There was a time, not too long ago, where industry experts and the media alike touted the rise of financial technology companies as a risk to banks and traditional financial institutions. Words like “disruption” were thrown around almost as pejoratives — these less-than-well-regulated usurpers were beginning to steal a traditionally unmovable client base.
But this bank-pocalypse never came to pass. In fact, while there was some disruption to the ways banks have traditionally carried on, it has largely been positives. These old-school institutions began to see values in trying things in a new way and offering their customers a fresh experience.
Some banks decided to transform digitally themselves. But more often than not this process was unduly expensive and time consuming. So banks turned to a once-enemy, FinTechs, and began to look for ways they could work together to build a better world to bank in. Companies like Zafin exist to partner with banks and improve their relationships and offerings to their client base.
But many are still hung up on misconceptions about how challenging partnering with FinTech companies can be. Given that hasn’t been our experience at Zafin at all, we thought we’d shed some light on these myths. Here’s what you need to know:
Regulations Make it Impossible to Build Successful Bank/FinTech Partnerships
Anyone who is working in the banking will know that regulations are the bane of innovation. And, frankly, not without good reason. When it comes to dealing with other people’s money, it behooves banks to tread with extreme caution, especially when implementing new technology.
However, the financial technology space isn’t as fresh, green and naive as it was a decade ago. As banks began to see the possibilities offered by strategic partnerships, FinTechs have been able to develop experience working within the tight regulatory space of the financial industry.
Worried that the FinTech you want to work with won’t be compliant? Look no further than their list of logos. If they’ve proven their ability to work with other large (and highly regulated) banks, you can bet your boots they’ll apply the same considerations to your institution.

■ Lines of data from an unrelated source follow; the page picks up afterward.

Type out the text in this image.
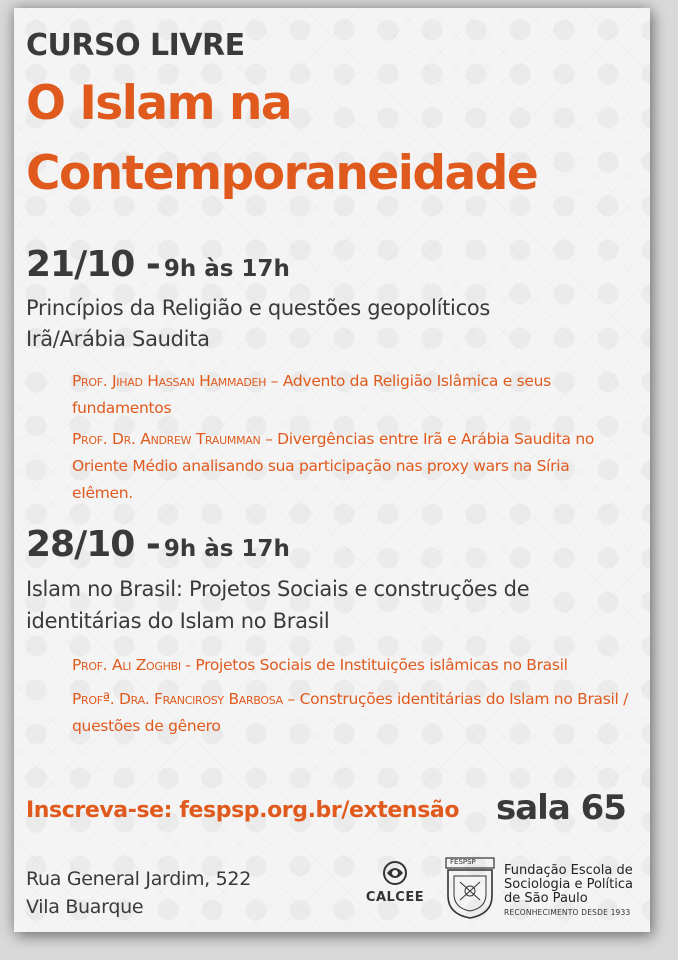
CURSO LIVRE
O Islam na
Contemporaneidade
21/10 - 9h às 17h
Princípios da Religião e questões geopolíticos
Irã/Arábia Saudita
Prof. Jihad Hassan Hammadeh – Advento da Religião Islâmica e seus fundamentos
Prof. Dr. Andrew Traumman – Divergências entre Irã e Arábia Saudita no Oriente Médio analisando sua participação nas proxy wars na Síria eIêmen.
28/10 - 9h às 17h
Islam no Brasil: Projetos Sociais e construções de
identitárias do Islam no Brasil
Prof. Ali Zoghbi - Projetos Sociais de Instituições islâmicas no Brasil
Profª. Dra. Francirosy Barbosa – Construções identitárias do Islam no Brasil / questões de gênero
Inscreva-se: fespsp.org.br/extensão sala 65
Rua General Jardim, 522
Vila Buarque	CALCEE
FESPSP
Fundação Escola de Sociologia e Política de São Paulo
RECONHECIMENTO DESDE 1933
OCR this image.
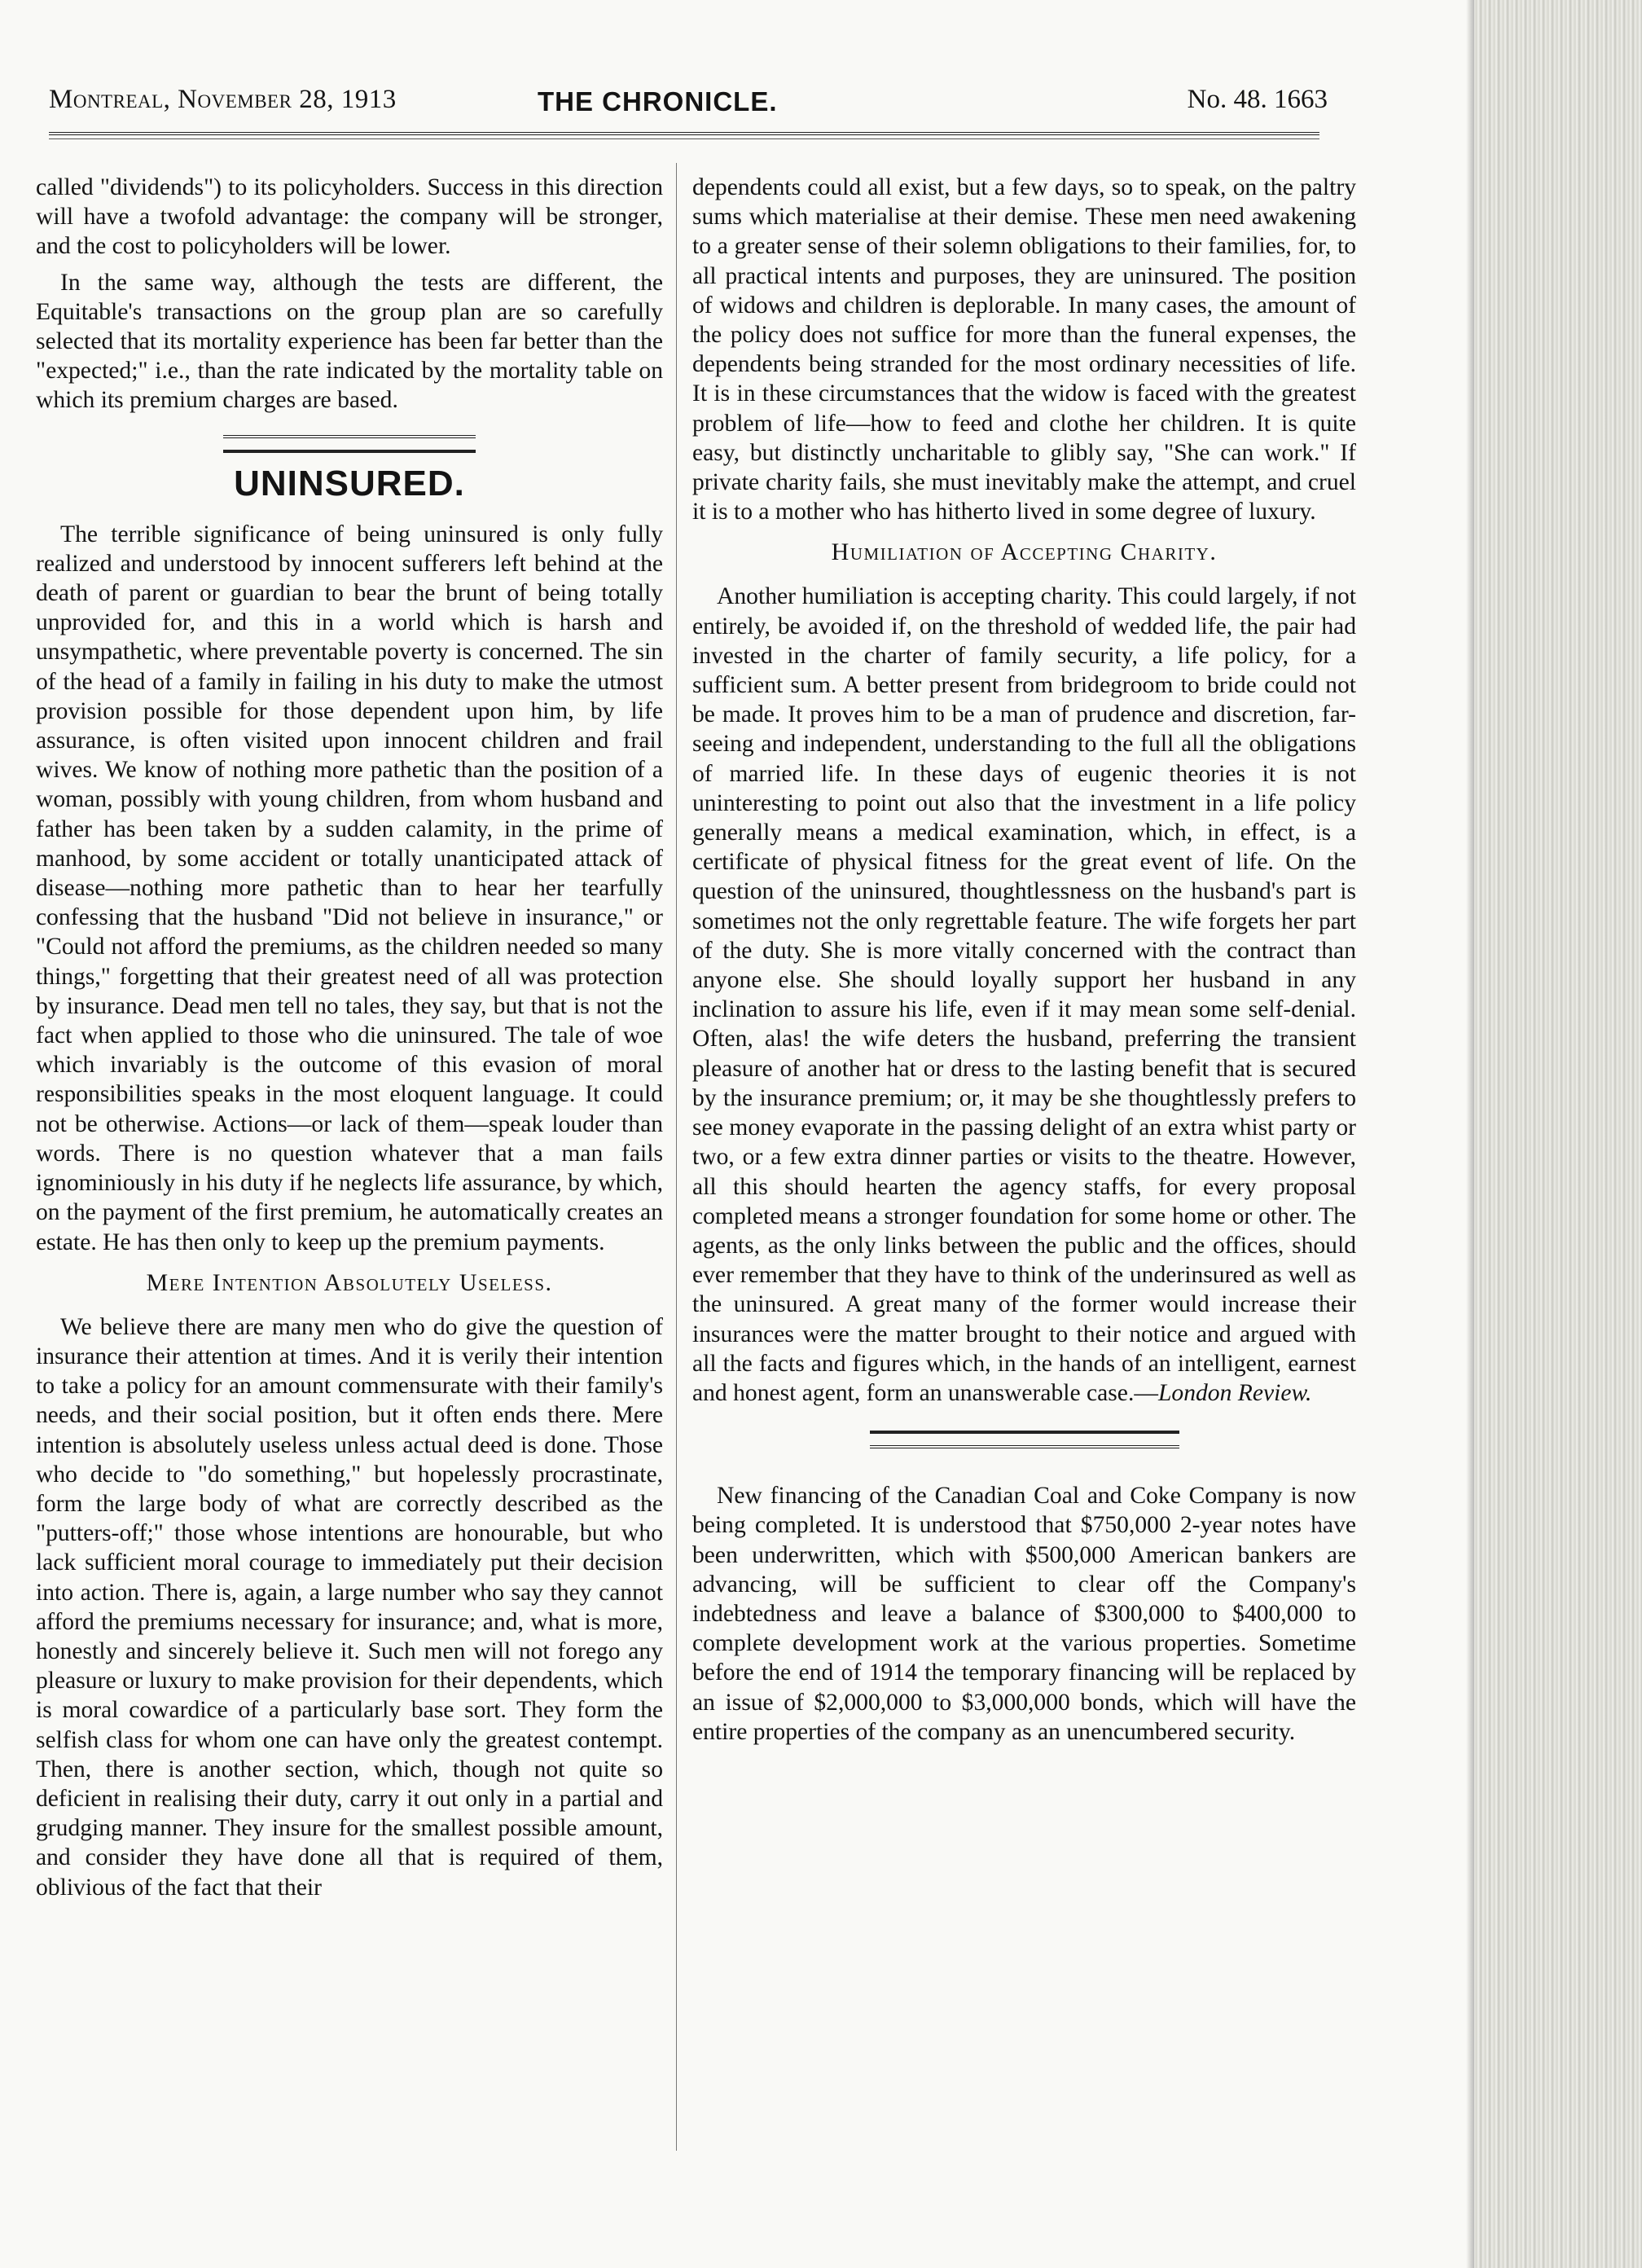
Montreal, November 28, 1913	THE CHRONICLE.	No. 48. 1663

called "dividends") to its policyholders. Success in this direction will have a twofold advantage: the company will be stronger, and the cost to policyholders will be lower.

In the same way, although the tests are different, the Equitable's transactions on the group plan are so carefully selected that its mortality experience has been far better than the "expected;" i.e., than the rate indicated by the mortality table on which its premium charges are based.

UNINSURED.

The terrible significance of being uninsured is only fully realized and understood by innocent sufferers left behind at the death of parent or guardian to bear the brunt of being totally unprovided for, and this in a world which is harsh and unsympathetic, where preventable poverty is concerned. The sin of the head of a family in failing in his duty to make the utmost provision possible for those dependent upon him, by life assurance, is often visited upon innocent children and frail wives. We know of nothing more pathetic than the position of a woman, possibly with young children, from whom husband and father has been taken by a sudden calamity, in the prime of manhood, by some accident or totally unanticipated attack of disease—nothing more pathetic than to hear her tearfully confessing that the husband "Did not believe in insurance," or "Could not afford the premiums, as the children needed so many things," forgetting that their greatest need of all was protection by insurance. Dead men tell no tales, they say, but that is not the fact when applied to those who die uninsured. The tale of woe which invariably is the outcome of this evasion of moral responsibilities speaks in the most eloquent language. It could not be otherwise. Actions—or lack of them—speak louder than words. There is no question whatever that a man fails ignominiously in his duty if he neglects life assurance, by which, on the payment of the first premium, he automatically creates an estate. He has then only to keep up the premium payments.

Mere Intention Absolutely Useless.

We believe there are many men who do give the question of insurance their attention at times. And it is verily their intention to take a policy for an amount commensurate with their family's needs, and their social position, but it often ends there. Mere intention is absolutely useless unless actual deed is done. Those who decide to "do something," but hopelessly procrastinate, form the large body of what are correctly described as the "putters-off;" those whose intentions are honourable, but who lack sufficient moral courage to immediately put their decision into action. There is, again, a large number who say they cannot afford the premiums necessary for insurance; and, what is more, honestly and sincerely believe it. Such men will not forego any pleasure or luxury to make provision for their dependents, which is moral cowardice of a particularly base sort. They form the selfish class for whom one can have only the greatest contempt. Then, there is another section, which, though not quite so deficient in realising their duty, carry it out only in a partial and grudging manner. They insure for the smallest possible amount, and consider they have done all that is required of them, oblivious of the fact that their

dependents could all exist, but a few days, so to speak, on the paltry sums which materialise at their demise. These men need awakening to a greater sense of their solemn obligations to their families, for, to all practical intents and purposes, they are uninsured. The position of widows and children is deplorable. In many cases, the amount of the policy does not suffice for more than the funeral expenses, the dependents being stranded for the most ordinary necessities of life. It is in these circumstances that the widow is faced with the greatest problem of life—how to feed and clothe her children. It is quite easy, but distinctly uncharitable to glibly say, "She can work." If private charity fails, she must inevitably make the attempt, and cruel it is to a mother who has hitherto lived in some degree of luxury.

Humiliation of Accepting Charity.

Another humiliation is accepting charity. This could largely, if not entirely, be avoided if, on the threshold of wedded life, the pair had invested in the charter of family security, a life policy, for a sufficient sum. A better present from bridegroom to bride could not be made. It proves him to be a man of prudence and discretion, far-seeing and independent, understanding to the full all the obligations of married life. In these days of eugenic theories it is not uninteresting to point out also that the investment in a life policy generally means a medical examination, which, in effect, is a certificate of physical fitness for the great event of life. On the question of the uninsured, thoughtlessness on the husband's part is sometimes not the only regrettable feature. The wife forgets her part of the duty. She is more vitally concerned with the contract than anyone else. She should loyally support her husband in any inclination to assure his life, even if it may mean some self-denial. Often, alas! the wife deters the husband, preferring the transient pleasure of another hat or dress to the lasting benefit that is secured by the insurance premium; or, it may be she thoughtlessly prefers to see money evaporate in the passing delight of an extra whist party or two, or a few extra dinner parties or visits to the theatre. However, all this should hearten the agency staffs, for every proposal completed means a stronger foundation for some home or other. The agents, as the only links between the public and the offices, should ever remember that they have to think of the underinsured as well as the uninsured. A great many of the former would increase their insurances were the matter brought to their notice and argued with all the facts and figures which, in the hands of an intelligent, earnest and honest agent, form an unanswerable case.—London Review.

New financing of the Canadian Coal and Coke Company is now being completed. It is understood that $750,000 2-year notes have been underwritten, which with $500,000 American bankers are advancing, will be sufficient to clear off the Company's indebtedness and leave a balance of $300,000 to $400,000 to complete development work at the various properties. Sometime before the end of 1914 the temporary financing will be replaced by an issue of $2,000,000 to $3,000,000 bonds, which will have the entire properties of the company as an unencumbered security.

It’s Easier to Build it in House than Pursue a FinTech Partnership
This one is understandable. Banks have access to enormous resources and often employ the talent to put together a solution. But rarely do they have teams dedicated to developing solutions from scratch — the back end of banking is complicated enough already, and many internal resources are busy maintaining the status quo.
Reassigning teams to develop solutions in house is a costly and time consuming affair. We’ve written about this before — banks are good at banking. Technology companies are good at building technology. So why not partner with a company that can focus on what they do bese while banks focus on, well, banking?
SaaS FinTech solutions are growing increasingly affordable, even for small banks. They require far less implementation and are largely out of the box (or, at least Zafin is.) This means you can start increasing profitability at a lower cost, more quickly. That’s a win-win.
Culture Conflict Makes Partnerships Difficult
If there’s a stereotype about bank culture, it’s one of stuffy board rooms, cubicles and suits. And the one for tech companies is nearly completely opposite — coders in flip flops sitting in bean bag chairs.
While neither of these is completely accurate, they nonetheless point to a divergence in approach and internal corporate culture. How can banks and FinTech companies partner when they’re just so different?
I don’t necessarily ascribe to the above platitude. Rather than attract, I think the difference in cultures fosters an environment of growth. Banks need to be strict about the way business is done to ensure the security of their clients, and technology companies need the flexibility to chase innovation. By working together, a bank and FinTech partnership can offer a learning opportunity to both.
Conclusion
The era of bank and FinTech animosity is over. Now, partnerships are a far more fruitful pursuit for both entities. Yet, people still have hangups from old misconceptions that might be having a deleterious effect on progress.